- Origin: Singapore
- Genres: Pop, Rock
- Years active: 1971 - 1980
- Labels: Libra, EMI
- Spinoff of: Rubber Band
- Past members: Benji Tony Chong Abel Gan Rennie Ho Danny Lim Peter Mangkok Shediq Marican (aka Ziani Shedick) Chris Vadham Daniel Wee

= Western Union Band =

Singaporean pop band

Western Union Band was a band from Singapore in the 1970s. They had major hits in Singapore and Malaysia with "Driving Me Crazy", "I've Found My Freedom" and "Sausalito".

==Background==
The band was a made of men from Indian, Chinese and Malay origin. They played regularly at the Moonshine bar in Katong.
The group evolved out of Rubber Band which was formed in 1969 by Chris Vadham. Vadham had previously been in a band called High Ground. Bass player Tony Chong was founding member of the early 60s band The Thunderbirds, whose biggest hit was in 1966 with "My Lonely Heart".
==Career==
Before the year of 1971 was out, the group had released the singles, "My Lady" bw "Stepping Thru" and "Something About You" bw "Driving Me Crazy". Both of them were on the Libra Records label.
===Hits===
For the week ending February 19th, 1972, their song "Baby, Driving Me Crazy" was at no.6 in the Malaysian Top 10. A month later, for the week ending March 18th, the song was at no.4. For the week ending April 8th, Billboard had recorded "Something About You Baby" at no.7.

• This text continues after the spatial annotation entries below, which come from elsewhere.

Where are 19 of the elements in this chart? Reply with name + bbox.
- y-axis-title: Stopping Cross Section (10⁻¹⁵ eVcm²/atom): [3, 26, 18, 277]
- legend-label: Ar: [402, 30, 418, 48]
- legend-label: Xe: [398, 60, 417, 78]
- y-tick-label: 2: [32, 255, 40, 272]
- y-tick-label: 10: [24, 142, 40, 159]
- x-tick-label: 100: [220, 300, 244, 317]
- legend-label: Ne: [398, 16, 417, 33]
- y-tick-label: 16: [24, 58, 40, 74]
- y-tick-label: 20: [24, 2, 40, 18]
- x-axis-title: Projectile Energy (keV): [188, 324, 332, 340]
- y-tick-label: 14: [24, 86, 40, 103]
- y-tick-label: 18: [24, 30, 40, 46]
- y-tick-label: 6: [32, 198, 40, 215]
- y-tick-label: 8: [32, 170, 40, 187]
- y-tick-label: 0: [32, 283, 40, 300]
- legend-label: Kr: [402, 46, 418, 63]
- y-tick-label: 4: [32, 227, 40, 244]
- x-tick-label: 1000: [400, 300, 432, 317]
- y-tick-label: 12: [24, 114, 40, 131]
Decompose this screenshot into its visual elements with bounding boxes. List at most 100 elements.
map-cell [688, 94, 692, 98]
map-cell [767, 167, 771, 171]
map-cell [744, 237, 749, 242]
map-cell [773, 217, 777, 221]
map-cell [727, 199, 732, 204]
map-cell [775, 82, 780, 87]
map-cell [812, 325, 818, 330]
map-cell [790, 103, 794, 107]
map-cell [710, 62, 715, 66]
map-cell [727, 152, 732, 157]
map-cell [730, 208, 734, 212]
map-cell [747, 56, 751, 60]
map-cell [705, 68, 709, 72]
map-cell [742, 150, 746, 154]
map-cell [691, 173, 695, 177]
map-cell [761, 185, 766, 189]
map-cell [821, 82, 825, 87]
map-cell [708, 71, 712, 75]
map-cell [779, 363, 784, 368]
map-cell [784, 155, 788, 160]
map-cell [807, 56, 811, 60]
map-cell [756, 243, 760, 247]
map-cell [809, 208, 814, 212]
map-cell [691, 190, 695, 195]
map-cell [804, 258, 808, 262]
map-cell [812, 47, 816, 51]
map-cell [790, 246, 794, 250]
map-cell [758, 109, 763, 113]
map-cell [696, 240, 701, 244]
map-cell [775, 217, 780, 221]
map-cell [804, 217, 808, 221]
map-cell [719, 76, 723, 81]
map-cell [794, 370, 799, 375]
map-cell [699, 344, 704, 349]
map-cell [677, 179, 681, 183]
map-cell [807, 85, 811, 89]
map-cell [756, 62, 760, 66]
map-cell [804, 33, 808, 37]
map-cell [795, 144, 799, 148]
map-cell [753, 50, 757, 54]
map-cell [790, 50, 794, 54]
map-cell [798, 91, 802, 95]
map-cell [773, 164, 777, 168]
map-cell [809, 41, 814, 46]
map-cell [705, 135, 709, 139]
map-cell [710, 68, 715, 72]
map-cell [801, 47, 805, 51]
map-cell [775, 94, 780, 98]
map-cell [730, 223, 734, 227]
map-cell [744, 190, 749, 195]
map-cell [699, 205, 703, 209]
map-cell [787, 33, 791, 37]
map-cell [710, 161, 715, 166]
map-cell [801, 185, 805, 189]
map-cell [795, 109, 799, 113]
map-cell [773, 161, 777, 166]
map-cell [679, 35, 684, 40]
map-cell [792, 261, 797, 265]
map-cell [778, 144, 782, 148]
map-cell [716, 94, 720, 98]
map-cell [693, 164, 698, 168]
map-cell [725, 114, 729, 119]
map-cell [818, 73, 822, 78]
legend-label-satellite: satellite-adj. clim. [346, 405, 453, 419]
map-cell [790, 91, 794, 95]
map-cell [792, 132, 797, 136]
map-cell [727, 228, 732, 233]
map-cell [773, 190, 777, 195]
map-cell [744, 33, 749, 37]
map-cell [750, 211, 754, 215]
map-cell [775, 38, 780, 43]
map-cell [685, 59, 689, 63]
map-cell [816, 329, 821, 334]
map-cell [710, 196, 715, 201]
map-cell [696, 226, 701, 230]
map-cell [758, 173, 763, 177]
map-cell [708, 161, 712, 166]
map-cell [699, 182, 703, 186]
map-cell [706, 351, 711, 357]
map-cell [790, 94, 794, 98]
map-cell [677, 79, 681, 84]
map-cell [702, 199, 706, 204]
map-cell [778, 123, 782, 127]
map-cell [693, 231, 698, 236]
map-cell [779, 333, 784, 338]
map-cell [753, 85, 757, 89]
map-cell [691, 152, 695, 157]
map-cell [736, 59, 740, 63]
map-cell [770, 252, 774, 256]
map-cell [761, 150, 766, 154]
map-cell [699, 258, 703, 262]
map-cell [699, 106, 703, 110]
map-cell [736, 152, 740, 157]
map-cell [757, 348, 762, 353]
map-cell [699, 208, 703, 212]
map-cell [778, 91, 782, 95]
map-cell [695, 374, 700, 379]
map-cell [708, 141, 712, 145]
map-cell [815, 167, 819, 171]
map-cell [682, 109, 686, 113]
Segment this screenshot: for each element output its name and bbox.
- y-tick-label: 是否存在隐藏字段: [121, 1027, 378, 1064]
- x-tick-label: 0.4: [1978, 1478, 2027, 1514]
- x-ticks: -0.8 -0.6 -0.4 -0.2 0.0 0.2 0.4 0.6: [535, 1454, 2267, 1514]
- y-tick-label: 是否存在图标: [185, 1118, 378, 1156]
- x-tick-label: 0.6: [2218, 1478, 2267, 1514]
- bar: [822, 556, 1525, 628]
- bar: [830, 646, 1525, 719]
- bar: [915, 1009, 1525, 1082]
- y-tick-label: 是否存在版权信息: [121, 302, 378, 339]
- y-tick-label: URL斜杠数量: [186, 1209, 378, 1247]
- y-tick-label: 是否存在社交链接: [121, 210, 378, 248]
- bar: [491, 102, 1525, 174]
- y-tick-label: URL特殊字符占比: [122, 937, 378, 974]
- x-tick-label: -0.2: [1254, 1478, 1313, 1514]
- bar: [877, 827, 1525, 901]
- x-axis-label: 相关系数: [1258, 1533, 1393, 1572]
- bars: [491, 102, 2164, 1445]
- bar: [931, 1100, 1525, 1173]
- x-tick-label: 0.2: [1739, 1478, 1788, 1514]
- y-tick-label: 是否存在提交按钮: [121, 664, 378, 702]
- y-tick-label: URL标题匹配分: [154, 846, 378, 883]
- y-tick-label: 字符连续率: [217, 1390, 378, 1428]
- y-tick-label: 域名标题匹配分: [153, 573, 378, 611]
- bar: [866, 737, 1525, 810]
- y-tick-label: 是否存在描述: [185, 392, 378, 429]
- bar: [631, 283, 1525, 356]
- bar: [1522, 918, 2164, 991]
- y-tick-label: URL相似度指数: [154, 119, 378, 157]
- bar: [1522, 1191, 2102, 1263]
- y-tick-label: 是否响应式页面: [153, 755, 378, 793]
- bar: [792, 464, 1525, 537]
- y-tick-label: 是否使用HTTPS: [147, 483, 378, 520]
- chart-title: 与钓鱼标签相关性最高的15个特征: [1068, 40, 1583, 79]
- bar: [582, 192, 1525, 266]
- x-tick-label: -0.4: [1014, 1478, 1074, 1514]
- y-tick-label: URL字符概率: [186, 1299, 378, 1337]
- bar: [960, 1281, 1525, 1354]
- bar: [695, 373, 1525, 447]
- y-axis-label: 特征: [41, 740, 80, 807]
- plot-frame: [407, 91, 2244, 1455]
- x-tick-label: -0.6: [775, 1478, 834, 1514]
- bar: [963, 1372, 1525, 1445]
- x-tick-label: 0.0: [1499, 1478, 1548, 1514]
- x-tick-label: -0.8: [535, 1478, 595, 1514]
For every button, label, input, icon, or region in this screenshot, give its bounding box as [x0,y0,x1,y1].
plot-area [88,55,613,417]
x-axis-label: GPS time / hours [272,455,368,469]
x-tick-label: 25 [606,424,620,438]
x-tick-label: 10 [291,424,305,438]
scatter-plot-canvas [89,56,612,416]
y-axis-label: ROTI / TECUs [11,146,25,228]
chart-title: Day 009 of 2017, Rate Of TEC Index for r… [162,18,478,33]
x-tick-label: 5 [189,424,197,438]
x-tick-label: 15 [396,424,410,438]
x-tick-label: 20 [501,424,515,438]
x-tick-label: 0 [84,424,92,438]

In May, on the 27th, they were in the Singapore top 10 at no.9 with "Ive Found My Freedom". The following week, the song was also in the Singapore Top 10 at no.8. For the week ending June 24th, the song was at no.8 in Singapore, but it had hit the no.1 spot in Malaysia.

Their song Sausalito was at no.1 in the Malaysian Top 10 by August 26, 1972.
==Members==
- Rennie Ho ... vocals
- Chris Vadham ... guitar, vocals
- Abel Gan ... keyboards
- Tony Chong ... bass
- Shediq Marican (aka Ziani Shedick) ... drums
- Danny Lim ... guitar, flute
- Peter Mangkok ... bass
- Daniel Wee ... drums
- Benji ... vocals
==Discography==

Singles
| Title | Release info | Year | Notes |
|---|---|---|---|
| "My Lady" / "Stepping Thru An Empty Time" | Libra LRSP 008 | 1971 |  |
| "Something About You Baby" / "Driving Me Crazy" | Libra LRSP 009 | 1971 |  |
| "I've Found My Freedom" / "Don't Say You Don't" | Libra LRSP 010 |  |  |
| "Sausolito" / "Showbiz" | Libra LRSP 011 |  |  |
| "Walkin' Proud" / Instrumental | Levi's LEVI'S-1 | 1975 |  |

Albums
| Title | Release info | Year | F | Notes |
|---|---|---|---|---|
| Western Union Band | EMI EMGS 5010 | 1977 | LP |  |
| We've Got Love | EMI EMGS 6038 | 1978 | LP |  |
| Western Union Band | EMI 7243 8 53398 2 0 | 1996 | CD |  |

==Later years==
Chris Vadham died in Watford, England on February 26, 2007 from liver cancer.

In 2014 Tony Chong was in a band called Tru-Blu, whose members included Gerry and Michael Pereira who had been in The Mccoys and Duncan Anthony who has been with Tin Pan Alley, Rusty Blades and New Breed.